Apr 20, 2015 11:27 AM EDT

It is well known that brightness drives our circadian rhythms, but for the first time new research shows that the body's internal clock also depends on the color of light to measure the time of day.

"This is the first time that we've been able to test the theory that color affects the body clock in mammals. It has always been very hard to separate the change in color to the change in brightness but using new experimental tools and a psychophysics approach we were successful," lead author Dr. Timothy Brown, from The University of Manchester, said in a statement.

The researchers looked at the change in light around dawn and dusk to analyze whether color could be used to determine time of day. Besides the well-known changes in light intensity that occur as the Sun rises and sets, the scientists found that during twilight, light is reliably bluer than during the day.

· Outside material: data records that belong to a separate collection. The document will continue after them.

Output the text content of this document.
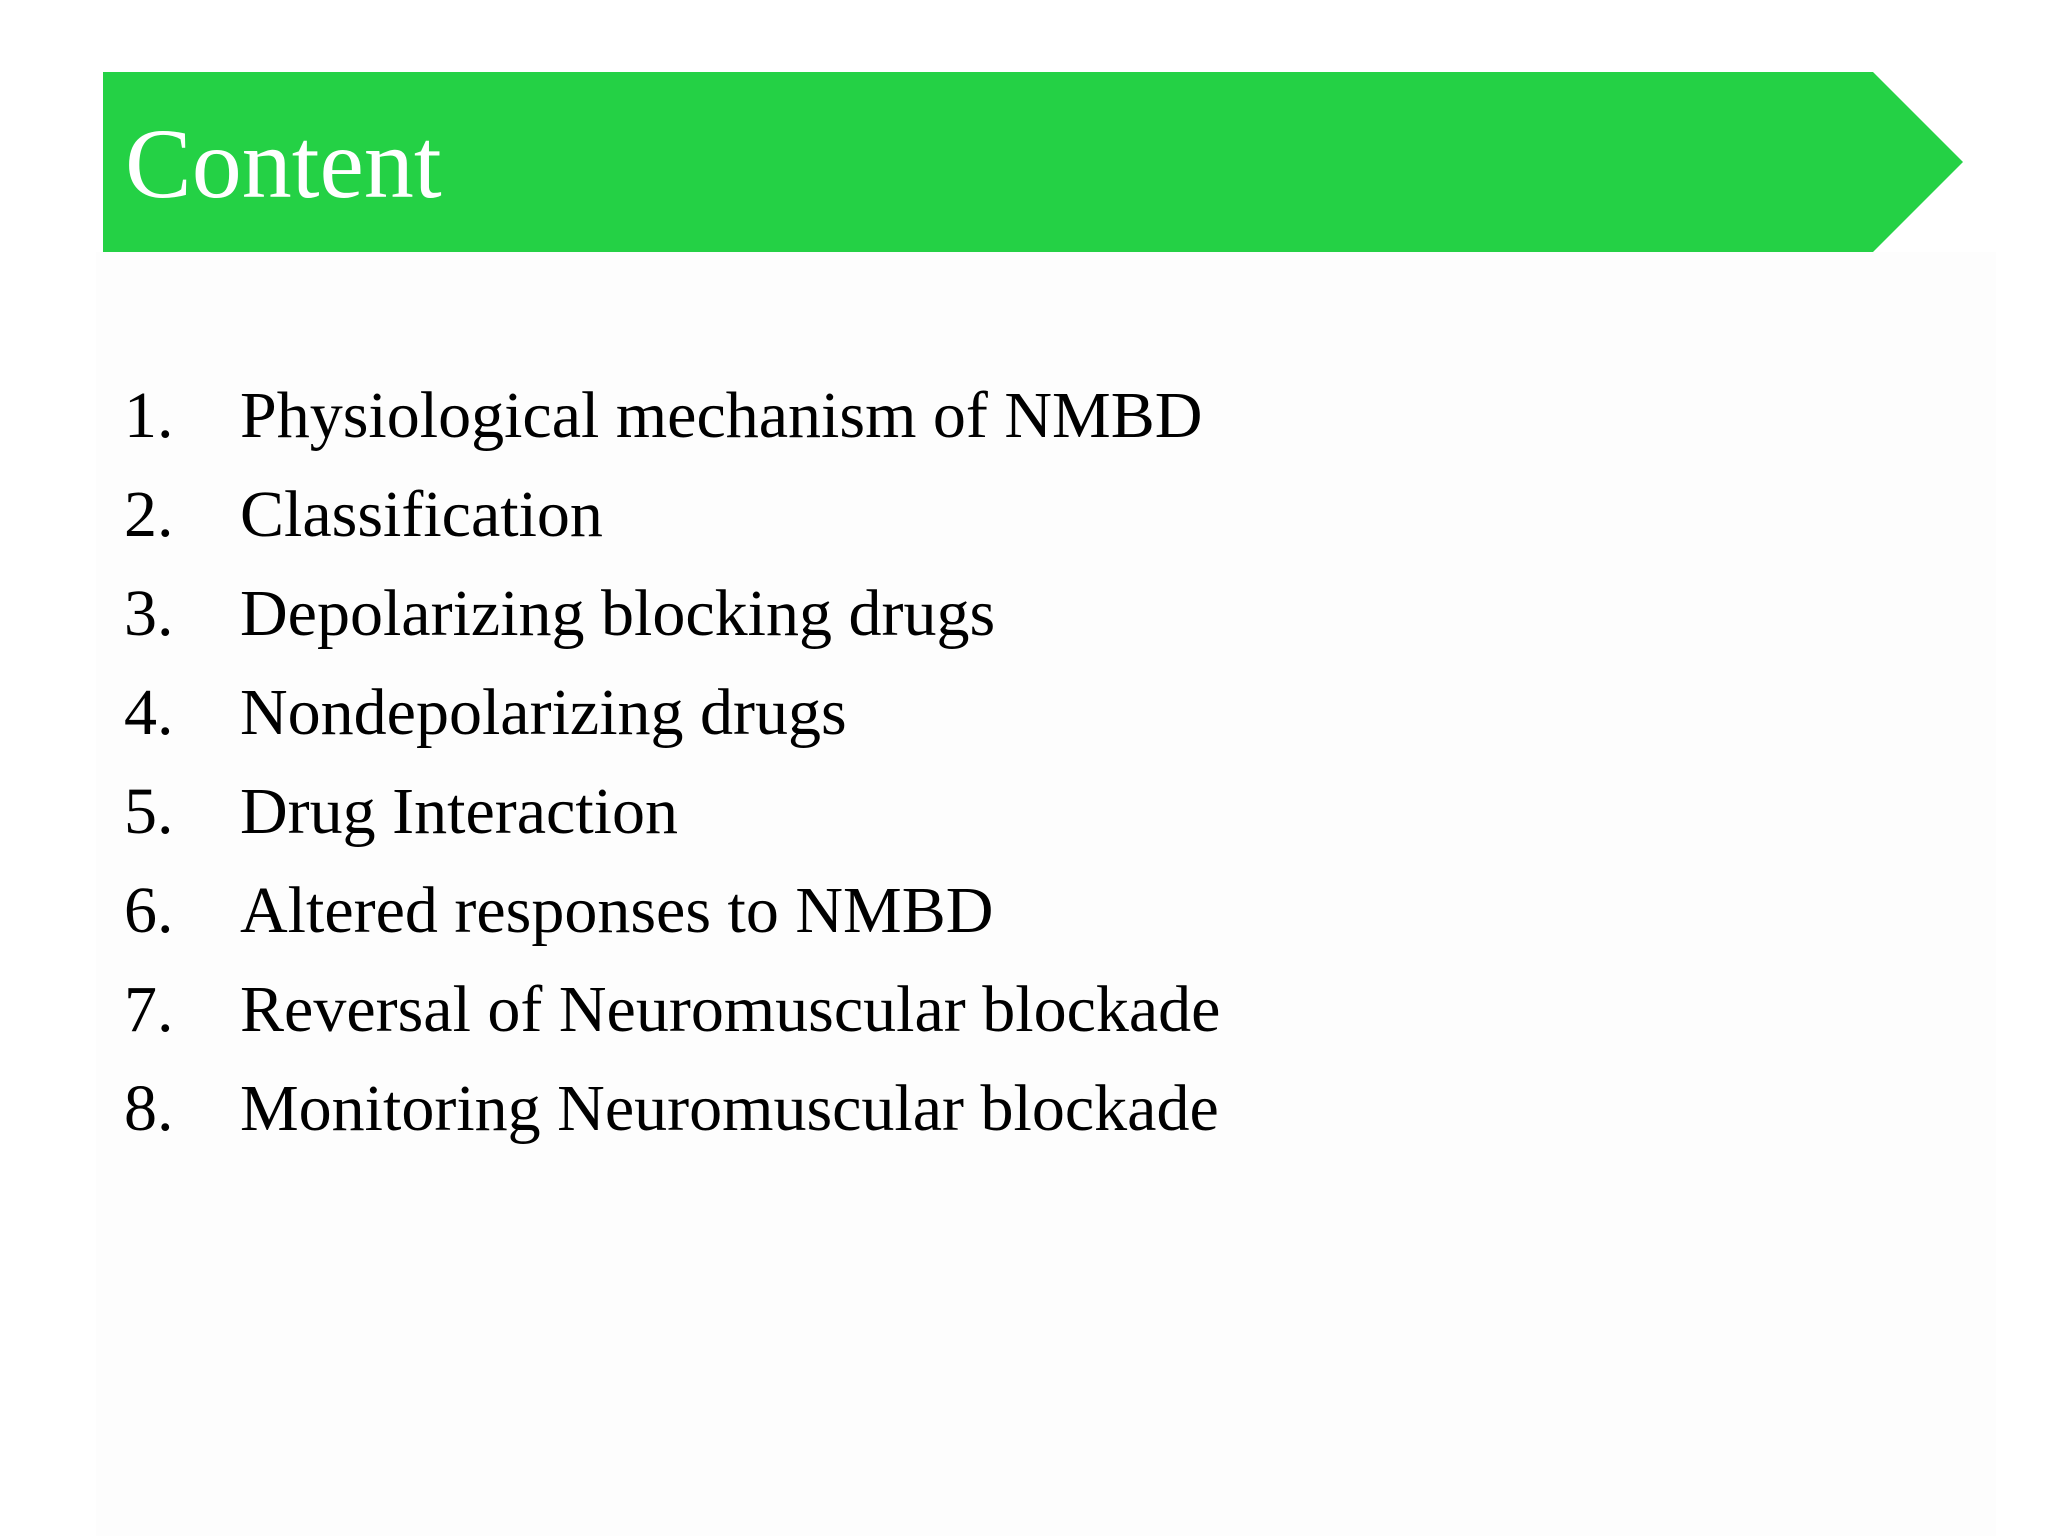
Content
1.	Physiological mechanism of NMBD
2.	Classification
3.	Depolarizing blocking drugs
4.	Nondepolarizing drugs
5.	Drug Interaction
6.	Altered responses to NMBD
7.	Reversal of Neuromuscular blockade
8.	Monitoring Neuromuscular blockade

Using mice as study subjects, they recorded electrical activity from the body clock when the animals were shown different visual stimuli. The team discovered that the neurons of the brain were much more sensitive to changes in color between yellow and blue, rather than to changes in brightness.

In line with these initial findings, the scientists then created an artificial sky that could mimic the daily changes in color and brightness during the day. When the mice were placed under the artificial sky for several days, the highest body temperatures were recorded after dusk - when the sky turned dark blue. Because mice are nocturnal animals, these results suggest that their body clocks are at its optimal function during this time.

However, when the researchers only changed the brightness of the sky, and not the color, the body clock didn't work properly in mice, and they were more active before dusk.

This study is the first to demonstrate that color may provide a more reliable way of telling the time than measuring brightness, which could prove to be useful in the real world.

"What's exciting about our research is that the same findings can be applied to humans. So in theory color could be used to manipulate our clock, which could be useful for shift workers or travellers wanting to minimize jet lag," Brown added.

The results were published in the journal PLOS Biology.